Tottering: Civil Order, Security, Peace
Will Israel achieve its goal of dismantling Hamas? Tricky and unclear at this point. What is clear is the position Israel is in: Israel is at a significant political disadvantage.
Egypt and Qatar, both negotiating for hostage releases, are pushing for a continuance of a cease fire. It can be assumed that the Biden administration will support this goal, predicts Daniel Henninger in the WSJ.
In short, Hamas’s planners and fighters look likely to survive without personal accountability for the 1,200 killed on Oct. 7. Instead, the burden will fall on Israel to assent to talks with Hamas, whose goal remains removing the rest of Israel’s more than nine million people.
Mr. Henninger gives due credit to Hamas, along with its partner Palestinian Islamic Jihad, “for figuring out the utility of modern sensibilities, especially in the U.S.”
Initially the world was shocked that Hamas kidnapped young children and pregnant or elderly women.
Hamas understood that the unprecedented horror of its Oct. 7 attack would melt away amid daily media attention to the unbearable horror of these vulnerable hostages and the realities of war inside Gaza.
Responding to the second horror has forced Israel’s army to stand down, possibly putting other Israelis at mortal peril from attacks by Hamas and Hezbollah.
Israel’s goal is to dismantle Hamas. But how when the current standoff gives Hamas the incentive to hold remaining hostages indefinitely?
Complicating the situation are anti-Israel, pro-Palestinian demonstrations like those in New York City the past week.
Protesters glued themselves to Sixth Avenue, blocking the Macy’s Thanksgiving Day Parade. Hours later, they vandalized the facade of the New York Public Library’s main building, doing an estimated $75,000 of damage. Their next move was demanding access to the Museum of Natural History and burning an Israeli flag while shouting that the police officers protecting the museum were equal to the “KKK.” Disrupting the Wednesday evening lighting of the Rockefeller Center Christmas tree was next in line. A social media posts said, “Bring your flags, signs & keffiyehs, mobilization, not celebration!”

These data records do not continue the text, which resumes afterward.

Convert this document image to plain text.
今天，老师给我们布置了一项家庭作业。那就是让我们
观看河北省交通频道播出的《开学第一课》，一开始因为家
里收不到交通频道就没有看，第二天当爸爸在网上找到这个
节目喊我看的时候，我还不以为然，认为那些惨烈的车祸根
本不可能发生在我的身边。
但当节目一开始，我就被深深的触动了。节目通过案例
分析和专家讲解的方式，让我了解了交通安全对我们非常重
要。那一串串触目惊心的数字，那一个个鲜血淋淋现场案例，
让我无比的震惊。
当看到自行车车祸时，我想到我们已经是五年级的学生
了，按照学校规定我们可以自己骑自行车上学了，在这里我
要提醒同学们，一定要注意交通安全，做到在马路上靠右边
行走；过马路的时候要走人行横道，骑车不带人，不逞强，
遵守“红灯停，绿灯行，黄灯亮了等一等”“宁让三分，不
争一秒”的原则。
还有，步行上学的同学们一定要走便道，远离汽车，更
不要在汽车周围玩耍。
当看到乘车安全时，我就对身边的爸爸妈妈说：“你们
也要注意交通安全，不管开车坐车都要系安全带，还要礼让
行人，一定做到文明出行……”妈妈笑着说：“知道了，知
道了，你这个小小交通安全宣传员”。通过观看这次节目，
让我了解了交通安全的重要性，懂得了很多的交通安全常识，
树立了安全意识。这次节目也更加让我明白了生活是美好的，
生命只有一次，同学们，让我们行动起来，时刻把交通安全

Maintaining Order, Dormant
The U.S. has arrived at familiar crossroads, warns Mr. Henninger, using New York as an illustration.
Amid a growing atmosphere of civil disorder, much of it organized, we can either stand back and live with it or push back, deciding that the potential price to our own security eventually could be too high.
The police detained some of the rampaging pro-Palestine protesters, but there’s little prospect of Manhattan’s progressive District Attorney Alvin Bragg prosecuting them. After the city’s George Floyd protests (including store lootings), which ran almost daily for weeks, state Attorney General Letitia James filed a lawsuit—against the New York City Police Department for mishandling activists.
Right now, cops and demonstrators, not to mention store-smashing thieves, know the previous structure for maintaining order is dormant.
Relearning Deterrence
“Deterrence,” notes Henninger, is a bow to the dangers of accommodating disorder.
• The Netanyahu government’s accommodation of Hamas in Gaza was a deterrence failure.
• Communist China’s military expansiveness is a deterrence failure, as are the attacks by Iran’s proxies on U.S. forces and Russia’s invasion of Ukraine.
• Virulent antisemitism on U.S. campuses is a deterrence failure.
• The border is a deterrence failure. So is urban crime. It adds up.
As an entry point for discussion on how to avoid calamity, a simple proposal: Start doing the opposite. Relearn deterrence.